Office 365 Hybrid Configuration Failures

This is just a quick post that is meant to help people out who are having some issues with creating a Hybrid Configuration with Office 365 and Exchange 2010 SP3. There are some serious bumps in the road that you can come across when setting this up that may cause you to spend countless hours troubleshooting without any real success. I’ll elaborate on a couple of the problems that I’ve run into here, and follow up with the solution that worked for me with these issues at the end of the post.

AutoDiscover Failures and Free/Busy Issues

One of the things that you may run into after completing is AutoDiscover failures. You’ll know you have this problem when a cloud (or on-prem) user can log into OWA, but cannot set up their mailbox in Outlook or through Activesync. This can also present in an unusual fashion when you attempt to look up cross-premises Calendar information. Cross-premises calendar sharing utilizes the Exchange Federated Sharing features of Exchange, and this in turn utilizes Autodiscover to work properly. If you can’t view calendars in either direction (from On-Prem to Cloud or Cloud to On-Prem), and you get an error that the Free/Busy information couldn’t be read, look into Autodiscover first.

Generally, there isn’t a whole lot you can do to resolve Autodiscover errors, since Autodiscover is something that you have some pretty limited control over. Microsoft Recommends that the Autodiscover.company.com record that you publish in your Public DNS, so you shouldn’t have to change your Autodiscover record when introducing a Hybrid configuration. Unfortunately, there isn’t much more you can actually do once the Records are configured.

There is, however, a tool you can use to help you troubleshoot some issues with Autodiscover and Office 365 in a hybrid environment. Since Autodiscover is required for Free/Busy exchange to function, it may actually be possible to resolve your error by using Microsoft’s Free/Busy error troubleshooting tool. It’s available here: http://support.microsoft.com/kb/2555008

If you aren’t experiencing Free/Busy errors, the tool may not be as handy, but I suggest trying to go through it a bit anyway, since it can give you some tips for resolving Autodiscover errors. If you have on-prem users that are having trouble configuring clients with autodiscover, tell the tool you have on-prem users that can’t see free-busy for Cloud users. If you have cloud users that are having trouble, do the opposite. If neither are working, use the other option available in the tool.

What Solved My Problem

Interestingly, it took me about 2 or 3 days of digging before I finally found the solution to my autodiscover and free/busy issues. It turned out that my problems were caused by some information that Microsoft failed to let anyone know about.

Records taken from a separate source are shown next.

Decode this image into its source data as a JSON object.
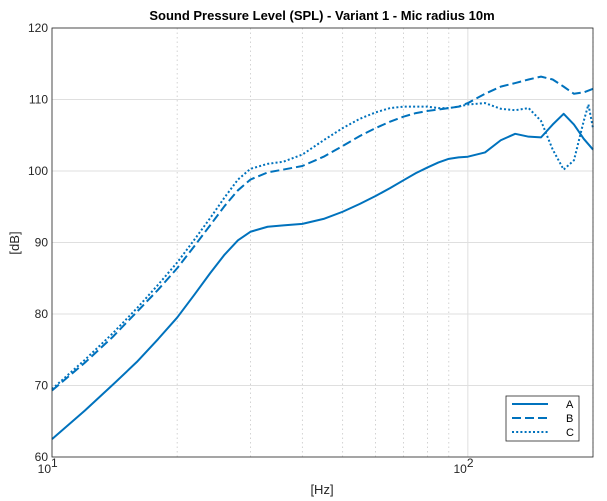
{
  "chart_data": {
    "type": "line",
    "title": "Sound Pressure Level (SPL) - Variant 1 - Mic radius 10m",
    "xlabel": "[Hz]",
    "ylabel": "[dB]",
    "xscale": "log",
    "xlim": [
      10,
      200
    ],
    "ylim": [
      60,
      120
    ],
    "xticks": [
      {
        "value": 10,
        "base": "10",
        "exp": "1"
      },
      {
        "value": 100,
        "base": "10",
        "exp": "2"
      }
    ],
    "yticks": [
      60,
      70,
      80,
      90,
      100,
      110,
      120
    ],
    "grid": true,
    "legend_position": "bottom-right",
    "color": "#0072BD",
    "series": [
      {
        "name": "A",
        "style": "solid",
        "x": [
          10,
          12,
          14,
          16,
          18,
          20,
          22,
          24,
          26,
          28,
          30,
          33,
          36,
          40,
          45,
          50,
          55,
          60,
          65,
          70,
          75,
          80,
          85,
          90,
          95,
          100,
          110,
          120,
          130,
          140,
          150,
          160,
          170,
          180,
          190,
          200
        ],
        "y": [
          62.5,
          66.5,
          70.1,
          73.3,
          76.5,
          79.5,
          82.7,
          85.7,
          88.3,
          90.3,
          91.5,
          92.2,
          92.4,
          92.6,
          93.3,
          94.3,
          95.4,
          96.5,
          97.6,
          98.7,
          99.7,
          100.5,
          101.2,
          101.7,
          101.9,
          102.0,
          102.6,
          104.3,
          105.2,
          104.8,
          104.7,
          106.5,
          108.0,
          106.5,
          104.5,
          103.0
        ]
      },
      {
        "name": "B",
        "style": "dash",
        "x": [
          10,
          12,
          14,
          16,
          18,
          20,
          22,
          24,
          26,
          28,
          30,
          33,
          36,
          40,
          45,
          50,
          55,
          60,
          65,
          70,
          75,
          80,
          85,
          90,
          95,
          100,
          110,
          120,
          130,
          140,
          150,
          160,
          170,
          180,
          190,
          200
        ],
        "y": [
          69.3,
          73.2,
          76.8,
          80.3,
          83.4,
          86.4,
          89.5,
          92.4,
          95.1,
          97.3,
          98.8,
          99.8,
          100.2,
          100.7,
          102.0,
          103.5,
          104.9,
          106.0,
          106.9,
          107.6,
          108.1,
          108.4,
          108.6,
          108.8,
          109.0,
          109.5,
          110.8,
          111.8,
          112.3,
          112.8,
          113.2,
          112.8,
          111.8,
          110.8,
          111.0,
          111.5
        ]
      },
      {
        "name": "C",
        "style": "dot",
        "x": [
          10,
          12,
          14,
          16,
          18,
          20,
          22,
          24,
          26,
          28,
          30,
          33,
          36,
          40,
          45,
          50,
          55,
          60,
          65,
          70,
          75,
          80,
          85,
          90,
          95,
          100,
          110,
          120,
          130,
          140,
          150,
          160,
          170,
          180,
          190,
          195,
          200
        ],
        "y": [
          69.5,
          73.6,
          77.3,
          80.8,
          84.1,
          87.2,
          90.4,
          93.4,
          96.3,
          98.8,
          100.3,
          101.0,
          101.3,
          102.3,
          104.3,
          106.0,
          107.3,
          108.2,
          108.8,
          109.0,
          109.0,
          109.0,
          108.8,
          108.8,
          109.0,
          109.3,
          109.5,
          108.7,
          108.5,
          108.8,
          107.0,
          103.0,
          100.2,
          101.5,
          107.0,
          109.3,
          106.0
        ]
      }
    ]
  }
}
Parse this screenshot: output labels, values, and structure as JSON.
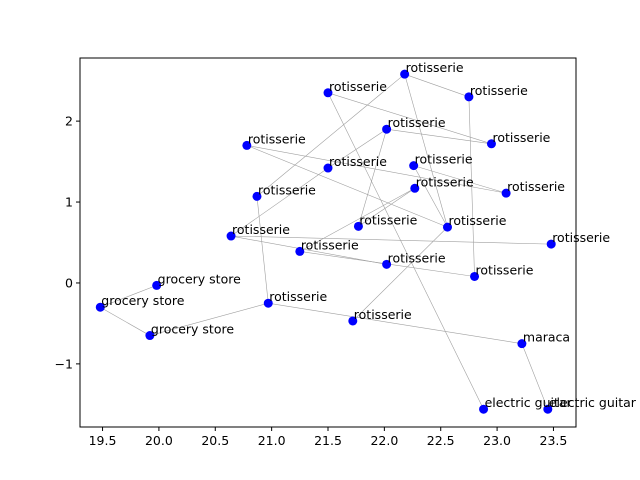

When you run the Hybrid Configuration tool, it will make some major changes to each of the CAS and HUB servers that you add as Hybrid Endpoints. However, because the hybrid configuration wizard actually makes these changes remotely and on demand, it does not actually complete the setup for you. Once you complete the Hybrid Configuration Wizard and add *any* CAS or HUB servers as hybrid endpoints (All your CAS and HUB servers should be hybrid endpoints for optimum functionality), *make sure to reboot those servers*. The changes that are made by the Hybrid Configuration wizard *will not* apply fully until the World Wide Web Publishing Services and IIS services are restarted. You can achieve the same goal by running IISRESET on your CAS/HUB servers like I did if you are in a situation where rebooting will create unnecessary downtime, but a full reset is a good idea.